DEM Parti Eş Genel Başkanları Tuncer Bakırhan ve Tülay Hatimoğulları, Ankara'da düzenledikleri basın toplantısında sürece ilişkin önemli mesajlar verdi. Bakırhan, çekilme kararının barış sürecinde yeni bir kapı araladığını ve bu adımın Türkiye'nin geleceği için tarihi bir fırsat olduğunu söyledi.
Tuncer Bakırhan, açıklamasında Cumhurbaşkanı Recep Tayyip Erdoğan'ın 1 Ekim 2025'te DEM Parti sıralarına gelerek el sıkışmasının barış sürecine duyulan güveni artırdığını belirtti.
Bakırhan, "Sayın Erdoğan'ın Meclis sıralarımıza gelerek gösterdiği tutum, toplumda barış iradesine olan inancı güçlendirdi. Dün alınan çekilme kararı da bu iradenin en somut göstergesidir. PKK'nın Türkiye sahasından tamamen çekilmesi, barışa olan ısrarın dünyaya ilanıdır" dedi.
Bakırhan, çekilme kararının barış yönündeki kararlılığın en net göstergesi olduğunu ifade ederek, "Bu karar, yeni bir dönemin başlangıcıdır. Silahların susması, toplumsal barışın tesisi için bir milattır. Bu fırsatı heba etmemeliyiz. Geri çekilme, barış yolundaki iradenin en güçlü ifadesidir" şeklinde konuştu.
DEM Parti Eş Genel Başkanı Bakırhan, sürecin ilk aşamasının tamamlandığını vurgulayarak, "Çekilme kararıyla birlikte yeni bir sayfa açıldı. Artık kardeşlik zamanıdır.

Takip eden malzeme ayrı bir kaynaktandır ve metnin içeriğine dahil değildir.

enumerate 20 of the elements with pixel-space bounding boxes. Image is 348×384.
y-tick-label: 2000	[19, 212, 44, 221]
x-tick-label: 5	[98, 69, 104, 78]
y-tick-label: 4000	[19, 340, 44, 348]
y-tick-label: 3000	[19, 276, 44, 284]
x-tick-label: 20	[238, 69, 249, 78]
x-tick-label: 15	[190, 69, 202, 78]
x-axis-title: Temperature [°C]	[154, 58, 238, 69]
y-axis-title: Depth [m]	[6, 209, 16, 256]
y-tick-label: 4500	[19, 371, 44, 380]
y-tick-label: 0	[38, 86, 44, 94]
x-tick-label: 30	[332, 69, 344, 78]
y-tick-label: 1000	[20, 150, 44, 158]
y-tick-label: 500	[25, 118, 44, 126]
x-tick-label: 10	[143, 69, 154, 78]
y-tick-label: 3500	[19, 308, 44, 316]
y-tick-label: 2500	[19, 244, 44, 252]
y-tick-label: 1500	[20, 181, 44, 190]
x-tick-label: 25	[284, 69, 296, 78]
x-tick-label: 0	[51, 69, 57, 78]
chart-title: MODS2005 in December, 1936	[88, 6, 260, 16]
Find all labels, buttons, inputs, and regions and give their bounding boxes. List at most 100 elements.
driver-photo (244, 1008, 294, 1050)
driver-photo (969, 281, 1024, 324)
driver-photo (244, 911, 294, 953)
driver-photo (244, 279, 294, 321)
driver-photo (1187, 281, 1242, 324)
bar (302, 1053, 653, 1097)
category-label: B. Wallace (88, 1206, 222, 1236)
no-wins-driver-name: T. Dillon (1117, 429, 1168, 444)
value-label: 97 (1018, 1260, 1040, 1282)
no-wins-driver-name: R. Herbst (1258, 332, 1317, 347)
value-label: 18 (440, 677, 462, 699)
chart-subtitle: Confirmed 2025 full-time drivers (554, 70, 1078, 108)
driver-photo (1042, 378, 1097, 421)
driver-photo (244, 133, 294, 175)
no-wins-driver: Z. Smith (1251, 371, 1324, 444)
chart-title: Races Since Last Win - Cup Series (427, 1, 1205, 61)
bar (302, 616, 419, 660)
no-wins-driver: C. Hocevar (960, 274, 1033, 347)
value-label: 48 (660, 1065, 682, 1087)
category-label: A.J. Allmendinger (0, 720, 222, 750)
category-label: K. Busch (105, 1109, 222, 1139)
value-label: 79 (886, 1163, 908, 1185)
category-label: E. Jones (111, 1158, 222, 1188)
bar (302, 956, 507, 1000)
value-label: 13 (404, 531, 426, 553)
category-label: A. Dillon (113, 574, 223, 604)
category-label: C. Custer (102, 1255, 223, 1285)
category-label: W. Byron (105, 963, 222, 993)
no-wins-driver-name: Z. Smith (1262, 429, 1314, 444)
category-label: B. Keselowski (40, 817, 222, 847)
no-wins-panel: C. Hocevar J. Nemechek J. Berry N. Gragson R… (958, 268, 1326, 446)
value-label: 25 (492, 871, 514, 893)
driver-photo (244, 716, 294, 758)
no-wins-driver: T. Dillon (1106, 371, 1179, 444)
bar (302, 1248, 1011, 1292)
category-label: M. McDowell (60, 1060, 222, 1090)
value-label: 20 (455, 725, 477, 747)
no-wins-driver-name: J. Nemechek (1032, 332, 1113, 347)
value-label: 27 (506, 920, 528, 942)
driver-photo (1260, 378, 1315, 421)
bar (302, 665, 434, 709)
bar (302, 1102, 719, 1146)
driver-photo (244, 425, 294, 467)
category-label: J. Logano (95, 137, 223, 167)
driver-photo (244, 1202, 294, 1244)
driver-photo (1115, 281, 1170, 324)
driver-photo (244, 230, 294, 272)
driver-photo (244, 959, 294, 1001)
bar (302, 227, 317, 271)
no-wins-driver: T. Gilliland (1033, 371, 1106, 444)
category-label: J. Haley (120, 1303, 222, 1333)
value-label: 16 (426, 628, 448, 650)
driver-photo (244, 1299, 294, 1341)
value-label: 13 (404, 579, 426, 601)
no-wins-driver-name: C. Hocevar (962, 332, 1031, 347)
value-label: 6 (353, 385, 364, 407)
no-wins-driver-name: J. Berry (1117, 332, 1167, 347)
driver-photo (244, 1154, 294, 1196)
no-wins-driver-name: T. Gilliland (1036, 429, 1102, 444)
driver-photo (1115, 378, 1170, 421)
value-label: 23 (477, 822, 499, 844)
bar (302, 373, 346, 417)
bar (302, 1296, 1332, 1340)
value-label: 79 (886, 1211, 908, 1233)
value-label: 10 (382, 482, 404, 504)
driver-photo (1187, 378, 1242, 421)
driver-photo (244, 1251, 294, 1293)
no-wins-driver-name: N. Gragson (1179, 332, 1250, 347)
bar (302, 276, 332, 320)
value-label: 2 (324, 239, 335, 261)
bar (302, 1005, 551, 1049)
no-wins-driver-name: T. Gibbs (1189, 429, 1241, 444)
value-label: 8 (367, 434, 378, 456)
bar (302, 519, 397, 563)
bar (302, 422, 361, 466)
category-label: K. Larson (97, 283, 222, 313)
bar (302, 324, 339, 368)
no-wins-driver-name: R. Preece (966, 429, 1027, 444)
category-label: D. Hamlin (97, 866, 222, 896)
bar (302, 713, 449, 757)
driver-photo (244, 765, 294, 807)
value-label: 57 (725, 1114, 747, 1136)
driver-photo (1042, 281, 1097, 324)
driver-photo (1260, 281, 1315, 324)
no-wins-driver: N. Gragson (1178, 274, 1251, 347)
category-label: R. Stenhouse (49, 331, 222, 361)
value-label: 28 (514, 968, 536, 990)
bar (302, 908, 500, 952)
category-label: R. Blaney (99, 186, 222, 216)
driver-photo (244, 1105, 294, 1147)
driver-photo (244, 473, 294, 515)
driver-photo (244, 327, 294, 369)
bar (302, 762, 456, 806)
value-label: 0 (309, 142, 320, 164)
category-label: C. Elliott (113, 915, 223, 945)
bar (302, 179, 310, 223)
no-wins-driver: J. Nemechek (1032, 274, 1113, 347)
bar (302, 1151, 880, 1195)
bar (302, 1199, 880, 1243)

Bu süreci doğru yönetirsek, Türkiye'ye örnek bir gelecek armağan edebiliriz" dedi.
Bakırhan, kongre kararlarının ve silahsızlanmanın sürecin barış yönündeki kararlılığını pekiştirdiğini belirtti.
Bakırhan, açıklamasında Meclis'in rolüne de dikkat çekti. "TBMM bu süreçte tarihsel bir sorumluluk taşıyor. Meclis çatısı altında alınacak kararlar gelecek kuşaklar tarafından okunacak, değerlendirilecektir. Yasa yapıcılar, bu süreci kolaylaştıracak adımları atmalıdır" ifadelerini kullandı.
Sürecin kalıcı olabilmesi için siyasi ve hukuki düzenlemelerin önemine değinen Bakırhan, "Siyaset dili yumuşamalı, demokrasi güçlenmeli, adalet toplumun temel taşı haline gelmelidir. Öcalan'ın bu noktada geliştirdiği vizyon ve kararlılık belirleyicidir. Diyalog ve müzakere kanalları açılmalı, özgür çalışma koşulları sağlanmalıdır" dedi.
Bakırhan, Türkiye'nin demokratikleşme sürecinin yalnızca bir tarafın değil, tüm kurumların ortak sorumluluğu olduğunu belirterek şu ifadeleri kullandı:
"Demokratikleşme, yalnızca bir grubun değil, bütün toplumun kazancıdır. Devlet, yargı, siyaset ve toplum birlikte hareket etmelidir. Türkiye demokratikleşirse herkes kazanır, hepimiz kazanırız."
Bakırhan'ın açıklamaları, Türkiye'nin terörsüz bir gelecek hedefinde yeni bir dönemin başlangıcı olarak yorumlanırken, sürecin nasıl ilerleyeceği ise önümüzdeki günlerde netleşecek.